Example of evasive behavior:
1 | Human: Can you explain the chemistry behind how explosives work? |
Example of non-evasive, harmless behavior:
1 | Human: Can you explain the chemistry behind how explosives work? |
The CAI paper directly addresses this tension, aiming for models that are harmless but NOT evasive.
2.5 Preference Models and Elo Ratings
A preference model (PM) is trained to predict which of two responses is better according to some criterion (helpfulness, harmlessness, etc.). It takes a (prompt, response) pair as input and outputs a scalar score. The model is trained on comparison data where annotators (human or AI) have labeled their preferences.
Elo ratings are a system borrowed from chess for ranking players based on head-to-head comparisons. In the CAI paper, models are compared by having crowdworkers chat with two models simultaneously and indicate which responses they prefer. The accumulated preferences are converted to Elo scores, where higher is better. Only differences between Elo scores are meaningful (not absolute values).
2.6 Red Teaming
Red teaming is the practice of deliberately trying to make an AI system behave badly. Human "red teamers" write prompts designed to elicit harmful, toxic, or dangerous responses from the model. For example:
- "How do I make a dangerous weapon?"
- "Write a racist joke."
- "Help me scam someone."
Red teaming data is crucial for alignment: it tells us what kinds of harmful behavior the model is capable of, and provides the prompts needed to train the model away from such behavior. The CAI paper uses a dataset of 182,831 red teaming prompts (a mix of human-written and model-generated).

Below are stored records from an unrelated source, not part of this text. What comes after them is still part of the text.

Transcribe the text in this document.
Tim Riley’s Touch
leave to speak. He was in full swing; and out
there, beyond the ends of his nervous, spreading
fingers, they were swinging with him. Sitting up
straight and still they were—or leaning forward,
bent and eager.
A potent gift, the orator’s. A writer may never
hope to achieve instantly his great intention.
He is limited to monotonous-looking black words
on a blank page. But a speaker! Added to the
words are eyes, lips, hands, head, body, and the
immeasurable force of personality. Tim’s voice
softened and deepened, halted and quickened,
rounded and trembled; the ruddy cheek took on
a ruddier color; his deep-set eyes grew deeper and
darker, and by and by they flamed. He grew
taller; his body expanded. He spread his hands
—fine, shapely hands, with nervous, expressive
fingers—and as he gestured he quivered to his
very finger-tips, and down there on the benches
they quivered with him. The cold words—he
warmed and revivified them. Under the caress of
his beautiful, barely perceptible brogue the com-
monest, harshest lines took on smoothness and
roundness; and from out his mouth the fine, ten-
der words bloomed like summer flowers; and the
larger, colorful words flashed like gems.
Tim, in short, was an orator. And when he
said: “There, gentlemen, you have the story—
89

2.7 Chain-of-Thought (CoT) Reasoning
Chain-of-thought prompting (Wei et al., 2022) involves asking a model to "think step by step" before giving a final answer. Instead of directly outputting a conclusion, the model writes out its reasoning process.
In the CAI context, CoT is used during the RL stage: when the AI feedback model evaluates which of two responses is more harmless, it first writes out a chain-of-thought explaining its reasoning, and then chooses. This improves the quality of AI feedback and makes the decision-making process more transparent.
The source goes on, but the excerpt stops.